Calpurnius Siculus makes mention of the comet in his epilogues as a boding sign of the civil strife that would plague Rome after Caesar's death.

It is Ovid, however, who makes the final assertion of the comet's role in Julius Caesar's deification. Ovid describes the deification of Caesar in Metamorphoses (8 AD):Then Jupiter, the Father, spoke..."Take up Caesar's spirit from his murdered corpse, and change it into a star, so that the deified Julius may always look down from his high temple on our Capitol and forum." He had barely finished, when gentle Venus stood in the midst of the Senate, seen by no one, and took up the newly freed spirit of her Caesar from his body, and preventing it from vanishing into the air, carried it towards the glorious stars. As she carried it, she felt it glow and take fire, and loosed it from her breast: it climbed higher than the moon, and drawing behind it a fiery tail, shone as a star. It has been argued recently that the idea of Augustus's use of the comet for his political aims largely stems from this passage.

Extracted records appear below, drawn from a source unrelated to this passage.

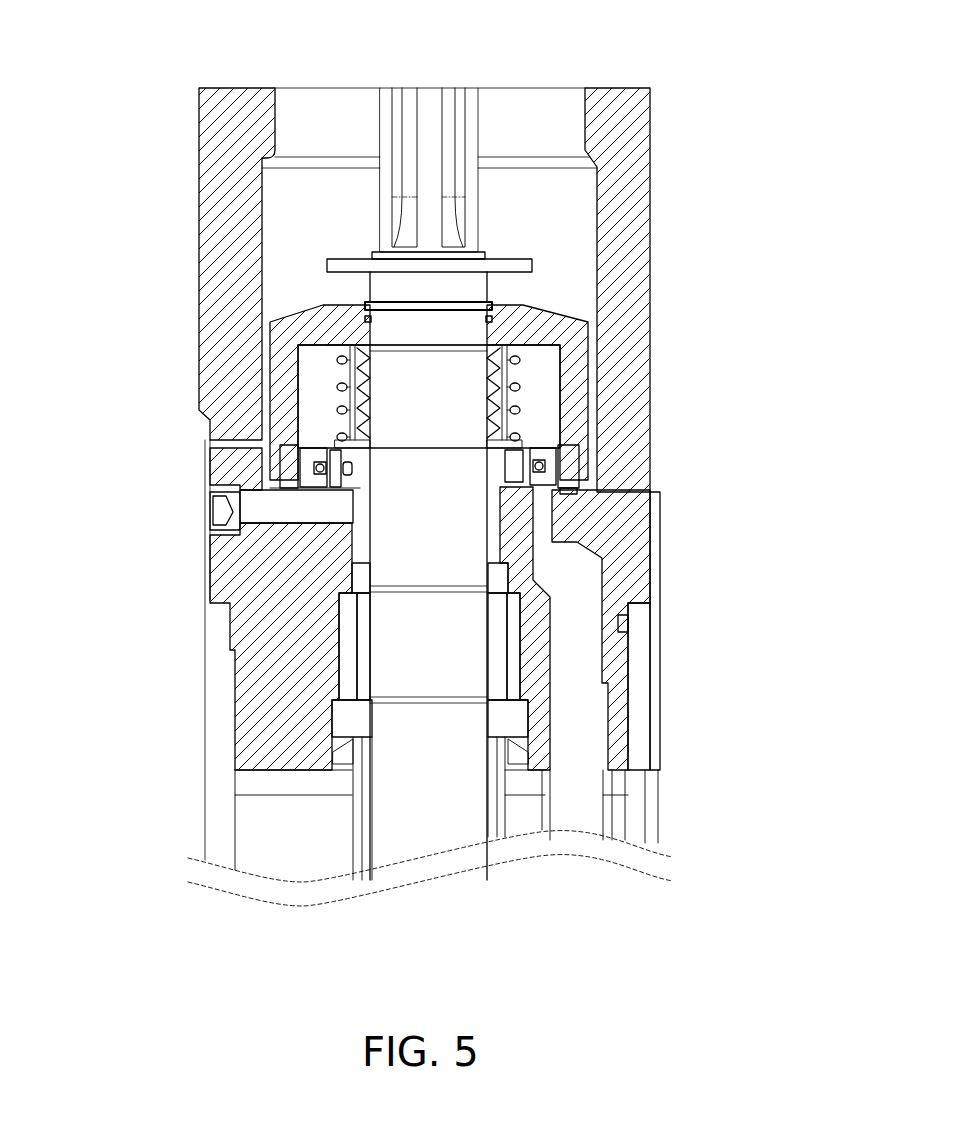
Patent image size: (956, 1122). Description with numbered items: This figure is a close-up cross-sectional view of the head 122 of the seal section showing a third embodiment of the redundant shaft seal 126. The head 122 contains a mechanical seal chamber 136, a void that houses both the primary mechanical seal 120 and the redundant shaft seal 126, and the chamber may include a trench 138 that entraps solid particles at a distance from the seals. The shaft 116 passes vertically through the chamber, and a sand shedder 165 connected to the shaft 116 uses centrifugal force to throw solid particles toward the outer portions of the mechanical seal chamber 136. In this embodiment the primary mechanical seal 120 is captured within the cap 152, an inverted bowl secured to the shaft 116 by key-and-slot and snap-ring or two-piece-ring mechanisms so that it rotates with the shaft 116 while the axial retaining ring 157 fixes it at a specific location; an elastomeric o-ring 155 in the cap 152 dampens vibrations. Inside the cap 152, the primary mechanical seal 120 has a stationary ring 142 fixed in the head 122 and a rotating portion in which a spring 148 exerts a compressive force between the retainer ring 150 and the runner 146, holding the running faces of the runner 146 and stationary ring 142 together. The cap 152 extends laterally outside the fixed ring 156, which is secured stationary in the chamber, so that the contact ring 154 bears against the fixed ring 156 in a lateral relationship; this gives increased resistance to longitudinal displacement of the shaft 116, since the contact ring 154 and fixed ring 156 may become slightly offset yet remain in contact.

The shaft 116 is at (432, 117).
The mechanical seal chamber 136 is at (533, 182).
The head 122 is at (712, 228).
The sand shedder 165 is at (387, 263).
The axial retaining ring 157 is at (370, 300).
The cap 152 is at (332, 353).
The elastomeric o-ring 155 is at (492, 307).
The retainer ring 150 is at (316, 308).
The redundant shaft seal 126 is at (575, 300).
The primary mechanical seal 120 is at (560, 397).
The spring 148 is at (343, 403).
The runner 146 is at (360, 437).
The trench 138 is at (343, 455).
The contact ring 154 is at (290, 477).
The fixed ring 156 is at (314, 475).
The stationary ring 142 is at (363, 470).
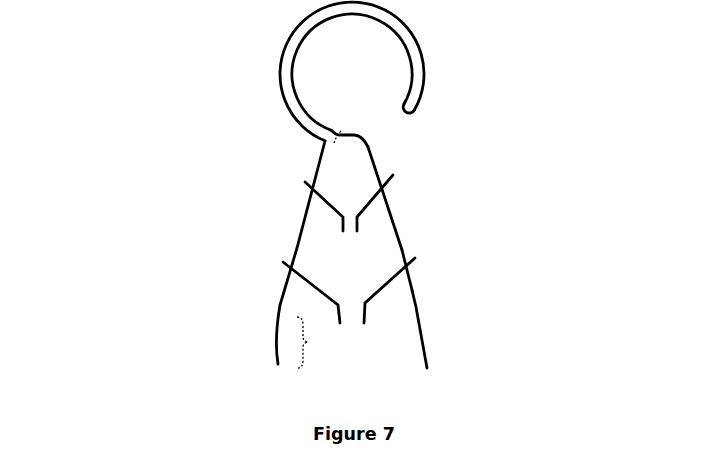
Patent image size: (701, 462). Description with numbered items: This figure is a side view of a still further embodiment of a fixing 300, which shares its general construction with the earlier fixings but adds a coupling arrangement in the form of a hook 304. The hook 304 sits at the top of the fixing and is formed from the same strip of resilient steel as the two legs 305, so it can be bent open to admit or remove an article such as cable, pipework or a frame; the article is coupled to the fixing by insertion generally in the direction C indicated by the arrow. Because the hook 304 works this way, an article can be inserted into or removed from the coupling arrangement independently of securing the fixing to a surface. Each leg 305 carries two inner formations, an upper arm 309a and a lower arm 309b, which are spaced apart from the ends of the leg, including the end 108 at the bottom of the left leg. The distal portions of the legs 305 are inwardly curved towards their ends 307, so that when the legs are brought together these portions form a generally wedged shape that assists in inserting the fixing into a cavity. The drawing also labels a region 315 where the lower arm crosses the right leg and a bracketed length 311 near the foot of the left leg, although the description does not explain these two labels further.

In Shakespeare's Julius Caesar (1599), Caesar's wife remarks on the fateful morning of her husband's murder: "When beggars die there are no comets seen. The heavens themselves blaze forth the death of princes."

==Modern scholarship==
In 1997, two scholars at the University of Illinois at Chicago (the classicist John T. Ramsey and the physicist A. Lewis Licht) published a book comparing astronomical/astrological evidence from both Han China and Rome. Their analysis, based on historical eyewitness accounts, Chinese astronomical records, astrological literature from later antiquity, and ice cores from Greenland glaciers, yielded a range of orbital parameters for the hypothetical object. They settled on a perihelion point of 0.22 AU for the object which was apparently visible with a tail from the Chinese capital Chang'an (in late May) and as a star-like object from Rome (in late July):
- May 18, 44 BC (China)
- July 23–25, 44 BC (Rome)
- Apparent magnitude: −4.0

Robert Gurval of UCLA and Brian G. Marsden of the Harvard–Smithsonian Center for Astrophysics leave the comet's very existence as an open question. Marsden notes in his foreword to Ramsey and Licht's book, "Given the circumstance of a single reporter two decades after the event, I should be remiss if I were not to consider this [i.e., the comet's non-existence] as a serious possibility."

Maik Meyer and Gary Kronk in 2025 published a paper indicating that the Great Comet of 1744 has an orbital period of about 350 years and, integrating it backwards, found possible matches for previous apparitions in 1402 (see Great Comet of 1402), 1032, 676 and 336 AD. Based on that orbit, the next previous apparition would be in the middle of 44 BC, around the time Caesar's Comet was visible. However, they noted that the observation reports contradict and considered the identification with the Great Comet of 1744 as unlikely.